Its light falls on brilliant red yellow and purple buildings, unlit streets swarming with tiny lanterns and candles carried by the people thronging them.
The moon’s light falls on white roses that grow from white ceramic tubs, pigeon girls darting past whip by in a whirring cloud of echoes and afterimages, a sharp smell of their sweat.

Let’s try that direction (he
thinks, not in so many words)—

The vacant room, with a few bits of trash littering the floor, is part of a suite of offices.
It’s necessary to go through another room, with a sizeable metal desk in the middle, to get to it, and there are pieces of paper that are rain collected in the shallow hollows dimpling the top.
For a moment he stops, deKlend does, a little too close to a doorway, brighter sunlight, still dimmed by dense overcast, thinking that he can just barely fail to hear a voice raised in what could be a warning;
the sound throbs up and fades as though it were lifting itself with effort.
Its tone conjures up a sketchy image in deKlend’s mind, of workers moving something heavy and too big to see around, so that another one has to guide them, and that other is calling out to them to stop, perhaps because that heavy thing is about to break loose and crush him.
It seems he’s been turning that cry over and over in his mind, whether or not he heard it, for a long time, although it seems too short to speak of remembering it yet;
it has ceased and it hasn’t yet.

Going through the doorway with no door

that’s it, presumably, leaning in the corner to his right.
There’s a narrow window just about opposite him, the sill comes down nearly to his knees, and through it he sees a small paved open space like a quad not more than a couple of dozen feet across that forms the common area between the offices.
One side is buried in climbing vines, like a tangled shadow.
Satin sky overhead, the light is dim and even.
A large figure emerges from the narrow arch in the wall and crosses the quad with long booming strides that shake the ground.
It is all veiled, in a voluminous haystack of floating robes, black on black embroidery, and a hat atop its veiled head the brim shielding the fiercely staring eyes beneath.
It moves with a kind of haughty exasperation and impatience, not seeing him, plunging in among the offices.

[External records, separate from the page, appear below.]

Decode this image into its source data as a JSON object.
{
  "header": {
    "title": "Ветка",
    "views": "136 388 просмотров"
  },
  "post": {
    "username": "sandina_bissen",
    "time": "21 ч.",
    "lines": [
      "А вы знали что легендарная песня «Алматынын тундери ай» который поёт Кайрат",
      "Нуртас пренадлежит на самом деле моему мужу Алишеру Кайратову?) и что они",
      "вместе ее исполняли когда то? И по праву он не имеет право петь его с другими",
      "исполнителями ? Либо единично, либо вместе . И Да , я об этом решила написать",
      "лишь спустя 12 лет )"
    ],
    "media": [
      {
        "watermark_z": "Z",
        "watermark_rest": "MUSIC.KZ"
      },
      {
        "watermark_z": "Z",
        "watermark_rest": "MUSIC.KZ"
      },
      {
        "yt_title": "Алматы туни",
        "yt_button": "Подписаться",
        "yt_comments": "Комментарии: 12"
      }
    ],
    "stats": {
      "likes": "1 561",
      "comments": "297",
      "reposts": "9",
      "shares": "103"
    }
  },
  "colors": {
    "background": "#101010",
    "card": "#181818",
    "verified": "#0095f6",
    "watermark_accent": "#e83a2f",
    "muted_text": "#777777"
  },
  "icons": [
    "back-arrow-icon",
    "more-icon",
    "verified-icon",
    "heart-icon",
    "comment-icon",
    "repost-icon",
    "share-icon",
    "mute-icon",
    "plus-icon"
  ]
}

The figure does not turn its coldly burning eyes on him as it passes the window where, he feels sure, he is sufficiently conspicuous to be seen.
In his dreams, he would sometimes catch a glimpse of a large figure all veiled, impressively dressed, although he’s encountered a man with a black wrap about his midsection, squatting there in the corner of the room he’d lived in eight years ago, a black wrap and nothing else on his enormous, powerful body, but it was veiled anyway in a shadow that was bound to the head, the upper arms and the thighs by twine.
He’s encountered a stinking man all in shreds, layered in long ragged veils one on top of another.
And even then, as in every other case, the childish thought would come back to deKlend

what makes me different from
this
man?

Was it the same one every time?
Every time, in a single dream?
Was it the same dream?
The same night?
In any case, always the same question, and the same judgement, and one other, somewhere in there.
Before he’d seen the figure he’d been discussing something in dream talk with some others, and one of them, all smeared, said to him he needed seasoning.
Then he’d seen the figure again, right along the ridge above him, taking long impetuous strides, the veil catching and jerking free of the brush lining the path.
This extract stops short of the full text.